Поделиться через


Sigmoid Classifiers Decoded

Hello World,

Another pull from my primary dev blog.
Sigmoid really isn't that complicated (once your understand it of course).  Some back knowledge in case you are coming at this totally fresh is that the Sigmoid function is used in machine learning primarily as a hypothesis function for classifiers.  What is interesting is that this same function is used for binary classifiers, multi-class classifiers and is the backbone of modern neural networks.
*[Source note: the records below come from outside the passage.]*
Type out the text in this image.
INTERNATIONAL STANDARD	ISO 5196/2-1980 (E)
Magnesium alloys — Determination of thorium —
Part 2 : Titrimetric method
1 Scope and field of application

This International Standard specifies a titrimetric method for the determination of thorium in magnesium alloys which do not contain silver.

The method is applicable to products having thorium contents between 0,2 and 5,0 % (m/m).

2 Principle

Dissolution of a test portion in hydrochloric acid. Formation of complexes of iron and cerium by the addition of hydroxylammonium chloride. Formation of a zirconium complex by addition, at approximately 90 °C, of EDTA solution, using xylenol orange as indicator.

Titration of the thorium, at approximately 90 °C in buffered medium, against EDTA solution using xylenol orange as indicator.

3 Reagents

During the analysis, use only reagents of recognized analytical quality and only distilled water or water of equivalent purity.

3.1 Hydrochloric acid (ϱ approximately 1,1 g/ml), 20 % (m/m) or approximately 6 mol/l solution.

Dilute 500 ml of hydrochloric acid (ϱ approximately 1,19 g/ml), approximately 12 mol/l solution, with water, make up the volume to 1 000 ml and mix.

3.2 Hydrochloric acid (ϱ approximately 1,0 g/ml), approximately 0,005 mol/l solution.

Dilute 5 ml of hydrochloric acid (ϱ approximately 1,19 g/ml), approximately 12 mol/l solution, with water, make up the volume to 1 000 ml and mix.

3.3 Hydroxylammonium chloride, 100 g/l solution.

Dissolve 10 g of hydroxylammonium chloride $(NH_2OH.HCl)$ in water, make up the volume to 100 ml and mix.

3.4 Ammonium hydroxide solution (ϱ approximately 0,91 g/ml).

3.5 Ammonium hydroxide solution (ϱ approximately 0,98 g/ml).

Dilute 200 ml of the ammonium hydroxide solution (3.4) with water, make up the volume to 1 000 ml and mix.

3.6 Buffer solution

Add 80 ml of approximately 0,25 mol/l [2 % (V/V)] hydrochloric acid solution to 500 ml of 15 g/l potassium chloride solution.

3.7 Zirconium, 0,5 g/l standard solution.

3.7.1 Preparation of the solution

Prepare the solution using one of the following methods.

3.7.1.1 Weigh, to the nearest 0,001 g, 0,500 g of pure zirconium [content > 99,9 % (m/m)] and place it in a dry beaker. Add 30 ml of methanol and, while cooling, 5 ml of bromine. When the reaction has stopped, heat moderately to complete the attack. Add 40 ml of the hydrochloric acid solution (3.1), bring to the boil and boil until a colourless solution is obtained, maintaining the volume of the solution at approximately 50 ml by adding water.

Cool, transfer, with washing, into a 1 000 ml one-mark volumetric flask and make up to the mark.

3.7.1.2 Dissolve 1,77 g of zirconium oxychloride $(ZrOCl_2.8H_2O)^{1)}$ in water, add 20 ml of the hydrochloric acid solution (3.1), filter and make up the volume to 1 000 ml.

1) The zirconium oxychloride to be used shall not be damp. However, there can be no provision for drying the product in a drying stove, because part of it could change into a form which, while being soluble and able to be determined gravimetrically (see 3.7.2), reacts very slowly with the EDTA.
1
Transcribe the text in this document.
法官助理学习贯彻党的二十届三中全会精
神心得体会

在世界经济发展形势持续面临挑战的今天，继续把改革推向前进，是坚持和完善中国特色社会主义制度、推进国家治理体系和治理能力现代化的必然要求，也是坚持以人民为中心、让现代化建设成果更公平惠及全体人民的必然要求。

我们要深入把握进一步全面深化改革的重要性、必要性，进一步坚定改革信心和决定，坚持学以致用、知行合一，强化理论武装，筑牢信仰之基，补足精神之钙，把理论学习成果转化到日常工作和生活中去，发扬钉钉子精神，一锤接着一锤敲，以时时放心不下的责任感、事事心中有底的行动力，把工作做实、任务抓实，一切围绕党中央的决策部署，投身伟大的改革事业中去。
Here is the sigmoid function:    $latex \frac{ 1 }{ 1 + e^{-z}} $

Bounded Function

So lets think about this for a minute.  It is used for a variety of classifiers.  Sigmoid is basically a bounded function.  The output of sigmoid is a value that is between 0 and 1.  In the case of binary classifiers, this is straight forward.

Sigmoid's Output

If sigmoid outputs .75, you translate this as there is a 75% probability that this thing is 1 and a 25% probability that this thing is 0.  In this scenario we would tell the user "this thing is a 1 with 75% probability".  In the case of multi-class classifiers, you use the one-vs-all methodology and pick the highest.  So lets say you have classes A, B, C and D.  The first call would be "is it A or not", the second would be "is it B or not" etc.  You would get back an answer that looks like this: [ .02, .01, .94, .03].  Where .94 is representative of C.  We would then return to the user "this thing is a C with 94% probability".

So how does it work?

Well sigmoid is a "trained" function just like our linear regression, so first, be aware of that.  If we take a look at the sigmoid function $latex \frac{ 1 }{ 1 + e^{-z}} $ you will notice this z thing.  This is the magic parameter.  This is z is actually the vector of prediction parameters times the vector of theta values times - 1 or $latex X * \theta * -1 $

What does this mean?  Well same as everything else, you are calculating a contribution by defining a polynomial function, some weights and fitting in the values of the sample.  So to create a basic linear decision boundary, with 2 parameters, you could do: $latex y = \theta_{x1} * x_1 + \theta_{x2} * x_2 + \theta_b $ you could also define more complex polynomial functions to create more complex decision boundaries or account for potential acceleration between combinations of parameters.

decisionBoundary

As you can see here, the blue line divides two classes of data.

What about the 1 or 0 thing?

Thats what the sigmoid function does.  So now that we have our "linear regression".  We compress that term such that it can only output values between 1 and 0.  Take note $latex \frac{ 1 }{ 1 + e^{-z}} $ since the entire function is 1 / something, the largest it can ever get is 1.  the larger z gets, the closer to zero the term goes, the smaller z gets the closer to 1 the result goes.

So where do the magic parameters come from?

I'll do an article later on generating complex polynomials on the fly, but for now, just think "combinations of parameters that can possibly be circular and have other funny curves".  so $latex y = \theta_{x1} * x_1 + \theta_{x2} * x_2 + \theta_{x12} * x_1 * x_2 + \theta_{x1-2} * x_1^2 + \theta_{x2-2} * x_2^2 $ is a great example, but looking at your data is crucial, and also remember overfitting can become problematic, so use regularization.

Finally the last part is, gradient descent is used for training those magic theta values.